I think you have it all backwards. I do agree that reading the original is often much more difficult, and that secondary works fulfill a simplifying function. But any secondary interpretation imposes additional views, or creates distortions of the original material, or begins the cherry-picking process.
Of course it does. The goal is that the *experts* should be the ones doing the distortion and cherry-picking of the source material, not the hundreds of thousands of Wikipedians. That's the point of WP:NOR.
That might be a side effect on the ban on original research, but it's not the point. The point of banning original research is to ensure verifiability.
Having "experts" cherry-pick and distort (and I know you're being facetious here) may be your goal, but it's certainly not a consensus view.

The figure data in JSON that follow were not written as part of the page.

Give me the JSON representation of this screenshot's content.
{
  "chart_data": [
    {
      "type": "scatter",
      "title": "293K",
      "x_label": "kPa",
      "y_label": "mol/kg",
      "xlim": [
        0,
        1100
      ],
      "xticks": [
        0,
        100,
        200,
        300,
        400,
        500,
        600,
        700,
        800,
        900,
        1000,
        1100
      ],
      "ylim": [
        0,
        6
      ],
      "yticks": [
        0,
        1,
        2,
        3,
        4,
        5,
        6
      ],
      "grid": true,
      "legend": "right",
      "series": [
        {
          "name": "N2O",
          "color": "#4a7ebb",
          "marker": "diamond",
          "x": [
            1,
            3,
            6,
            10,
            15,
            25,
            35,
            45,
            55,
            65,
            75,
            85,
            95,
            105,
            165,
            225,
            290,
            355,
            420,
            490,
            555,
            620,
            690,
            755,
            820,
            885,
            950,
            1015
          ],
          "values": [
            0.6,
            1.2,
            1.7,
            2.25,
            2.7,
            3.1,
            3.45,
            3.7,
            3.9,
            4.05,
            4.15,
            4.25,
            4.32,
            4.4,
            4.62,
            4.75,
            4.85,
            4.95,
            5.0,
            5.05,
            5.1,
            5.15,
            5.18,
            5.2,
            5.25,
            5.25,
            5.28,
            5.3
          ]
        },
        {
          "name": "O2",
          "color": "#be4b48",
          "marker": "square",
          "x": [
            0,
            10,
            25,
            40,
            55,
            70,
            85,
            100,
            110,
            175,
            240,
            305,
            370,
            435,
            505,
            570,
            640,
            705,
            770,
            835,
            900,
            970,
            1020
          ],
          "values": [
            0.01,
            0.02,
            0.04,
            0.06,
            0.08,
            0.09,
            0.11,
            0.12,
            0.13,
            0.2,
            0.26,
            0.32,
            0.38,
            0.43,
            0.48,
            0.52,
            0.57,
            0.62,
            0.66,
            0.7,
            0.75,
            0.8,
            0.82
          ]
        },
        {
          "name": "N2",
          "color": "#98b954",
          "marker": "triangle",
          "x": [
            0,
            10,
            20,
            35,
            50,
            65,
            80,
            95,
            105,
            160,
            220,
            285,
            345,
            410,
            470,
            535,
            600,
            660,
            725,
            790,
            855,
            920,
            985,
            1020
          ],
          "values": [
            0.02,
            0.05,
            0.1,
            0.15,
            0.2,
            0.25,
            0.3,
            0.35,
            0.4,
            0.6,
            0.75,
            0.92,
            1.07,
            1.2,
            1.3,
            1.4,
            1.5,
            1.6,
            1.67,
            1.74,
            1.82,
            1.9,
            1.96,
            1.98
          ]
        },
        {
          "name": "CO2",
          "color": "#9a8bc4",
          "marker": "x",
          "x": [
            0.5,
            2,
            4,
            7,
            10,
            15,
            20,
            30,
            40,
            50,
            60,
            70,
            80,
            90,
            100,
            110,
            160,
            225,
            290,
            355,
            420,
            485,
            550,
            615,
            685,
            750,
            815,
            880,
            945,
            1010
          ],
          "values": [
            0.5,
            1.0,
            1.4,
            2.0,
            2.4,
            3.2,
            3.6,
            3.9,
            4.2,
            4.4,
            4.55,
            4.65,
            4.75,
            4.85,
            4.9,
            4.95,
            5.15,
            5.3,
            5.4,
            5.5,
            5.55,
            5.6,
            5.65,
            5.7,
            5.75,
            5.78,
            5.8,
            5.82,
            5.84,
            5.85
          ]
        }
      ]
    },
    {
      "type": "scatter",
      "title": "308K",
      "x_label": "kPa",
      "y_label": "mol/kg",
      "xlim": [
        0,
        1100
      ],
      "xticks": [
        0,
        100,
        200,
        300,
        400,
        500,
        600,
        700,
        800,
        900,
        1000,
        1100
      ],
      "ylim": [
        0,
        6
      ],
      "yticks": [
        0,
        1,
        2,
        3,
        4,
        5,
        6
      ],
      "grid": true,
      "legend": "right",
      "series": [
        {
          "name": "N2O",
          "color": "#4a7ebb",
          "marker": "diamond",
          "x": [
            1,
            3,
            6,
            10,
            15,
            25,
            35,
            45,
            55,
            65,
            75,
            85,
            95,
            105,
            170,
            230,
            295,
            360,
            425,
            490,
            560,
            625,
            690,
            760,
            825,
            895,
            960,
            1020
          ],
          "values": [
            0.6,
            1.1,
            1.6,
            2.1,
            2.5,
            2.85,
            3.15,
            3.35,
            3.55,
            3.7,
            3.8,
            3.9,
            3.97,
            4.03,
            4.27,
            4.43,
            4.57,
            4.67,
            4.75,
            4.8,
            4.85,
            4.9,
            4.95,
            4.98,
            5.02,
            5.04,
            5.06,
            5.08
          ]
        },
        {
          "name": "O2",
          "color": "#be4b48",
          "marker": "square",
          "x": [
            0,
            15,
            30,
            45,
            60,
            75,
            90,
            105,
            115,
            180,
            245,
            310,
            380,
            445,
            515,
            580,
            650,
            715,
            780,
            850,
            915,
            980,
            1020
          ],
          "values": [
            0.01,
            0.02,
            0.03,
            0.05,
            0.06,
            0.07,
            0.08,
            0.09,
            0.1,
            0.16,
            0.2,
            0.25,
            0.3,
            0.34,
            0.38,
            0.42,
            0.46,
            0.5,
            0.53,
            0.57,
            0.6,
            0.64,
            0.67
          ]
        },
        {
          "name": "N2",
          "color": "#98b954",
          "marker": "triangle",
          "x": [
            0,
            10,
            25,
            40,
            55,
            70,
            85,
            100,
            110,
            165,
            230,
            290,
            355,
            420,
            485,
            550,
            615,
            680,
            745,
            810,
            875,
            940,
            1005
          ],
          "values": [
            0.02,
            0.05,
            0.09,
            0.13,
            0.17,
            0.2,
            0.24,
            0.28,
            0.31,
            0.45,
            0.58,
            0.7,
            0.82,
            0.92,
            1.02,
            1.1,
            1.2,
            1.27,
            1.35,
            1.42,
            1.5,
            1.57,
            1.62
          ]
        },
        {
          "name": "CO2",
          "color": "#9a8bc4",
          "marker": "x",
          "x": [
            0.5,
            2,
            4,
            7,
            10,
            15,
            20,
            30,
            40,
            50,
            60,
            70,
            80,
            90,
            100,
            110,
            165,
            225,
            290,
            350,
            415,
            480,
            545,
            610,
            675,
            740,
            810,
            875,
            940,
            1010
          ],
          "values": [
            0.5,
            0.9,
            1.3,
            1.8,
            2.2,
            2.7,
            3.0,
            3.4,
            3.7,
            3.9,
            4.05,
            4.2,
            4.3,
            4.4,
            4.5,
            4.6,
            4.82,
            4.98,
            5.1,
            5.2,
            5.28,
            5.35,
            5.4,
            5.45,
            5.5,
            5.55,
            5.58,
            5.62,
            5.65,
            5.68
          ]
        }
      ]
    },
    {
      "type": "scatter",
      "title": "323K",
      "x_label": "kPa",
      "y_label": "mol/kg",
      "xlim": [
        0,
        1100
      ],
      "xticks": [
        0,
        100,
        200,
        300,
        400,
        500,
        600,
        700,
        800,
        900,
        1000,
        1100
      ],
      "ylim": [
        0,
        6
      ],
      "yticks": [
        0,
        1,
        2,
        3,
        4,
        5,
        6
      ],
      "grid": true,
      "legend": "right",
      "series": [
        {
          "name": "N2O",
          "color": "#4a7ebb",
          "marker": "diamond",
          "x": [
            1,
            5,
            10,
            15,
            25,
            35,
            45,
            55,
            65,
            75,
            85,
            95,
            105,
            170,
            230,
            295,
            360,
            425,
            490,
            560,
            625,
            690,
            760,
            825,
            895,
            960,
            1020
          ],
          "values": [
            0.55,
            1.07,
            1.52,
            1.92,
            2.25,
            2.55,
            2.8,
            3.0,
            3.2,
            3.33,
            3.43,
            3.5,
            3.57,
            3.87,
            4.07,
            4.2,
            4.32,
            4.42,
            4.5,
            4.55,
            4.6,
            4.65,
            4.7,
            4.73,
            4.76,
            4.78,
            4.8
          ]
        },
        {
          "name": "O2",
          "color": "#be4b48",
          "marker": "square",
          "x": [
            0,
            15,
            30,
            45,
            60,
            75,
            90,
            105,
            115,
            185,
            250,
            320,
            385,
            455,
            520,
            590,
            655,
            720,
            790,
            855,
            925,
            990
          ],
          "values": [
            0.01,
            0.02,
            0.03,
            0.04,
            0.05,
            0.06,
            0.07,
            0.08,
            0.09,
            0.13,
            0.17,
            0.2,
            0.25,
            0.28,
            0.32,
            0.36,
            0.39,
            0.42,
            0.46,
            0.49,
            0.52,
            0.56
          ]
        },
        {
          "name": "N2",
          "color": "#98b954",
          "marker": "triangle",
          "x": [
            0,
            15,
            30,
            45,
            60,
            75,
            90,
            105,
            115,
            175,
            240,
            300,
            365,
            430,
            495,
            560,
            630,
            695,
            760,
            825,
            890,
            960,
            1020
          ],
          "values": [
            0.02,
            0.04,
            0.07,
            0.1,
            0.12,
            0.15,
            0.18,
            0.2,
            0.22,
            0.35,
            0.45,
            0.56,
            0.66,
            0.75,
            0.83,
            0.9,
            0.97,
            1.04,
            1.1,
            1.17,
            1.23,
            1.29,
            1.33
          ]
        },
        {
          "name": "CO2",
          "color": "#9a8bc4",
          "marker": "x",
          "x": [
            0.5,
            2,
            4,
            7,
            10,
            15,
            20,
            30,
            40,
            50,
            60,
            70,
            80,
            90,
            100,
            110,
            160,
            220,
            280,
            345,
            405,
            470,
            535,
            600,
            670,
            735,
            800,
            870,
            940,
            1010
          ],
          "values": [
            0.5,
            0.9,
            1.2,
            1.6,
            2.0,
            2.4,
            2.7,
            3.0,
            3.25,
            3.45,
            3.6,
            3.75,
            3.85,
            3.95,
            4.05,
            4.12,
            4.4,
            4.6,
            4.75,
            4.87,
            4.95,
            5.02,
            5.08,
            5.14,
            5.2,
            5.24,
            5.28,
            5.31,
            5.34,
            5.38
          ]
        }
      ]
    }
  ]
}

I don't agree with the concept that Wikipedia's quality is dependent on there being experts to filter the content, whether as part of the editing process or through a ban on primary sources. I've found that consensus editing does an equivalently good job of filtering, especially when the line between expert and non-expert is deliberately left vague. For example, in articles about musical technique, scholars, practicing musicians, and music teachers all may be considered experts or non-experts considering what metric to apply, but all have important views and information to impart. Similarly with politics and yes, even history to some degree (depends especially how recent. I'd trust the analysis of medieval European history more from someone who can read medieval Latin.)
Now, string theory or elliptical curves or anaplerotic reactions are another matter.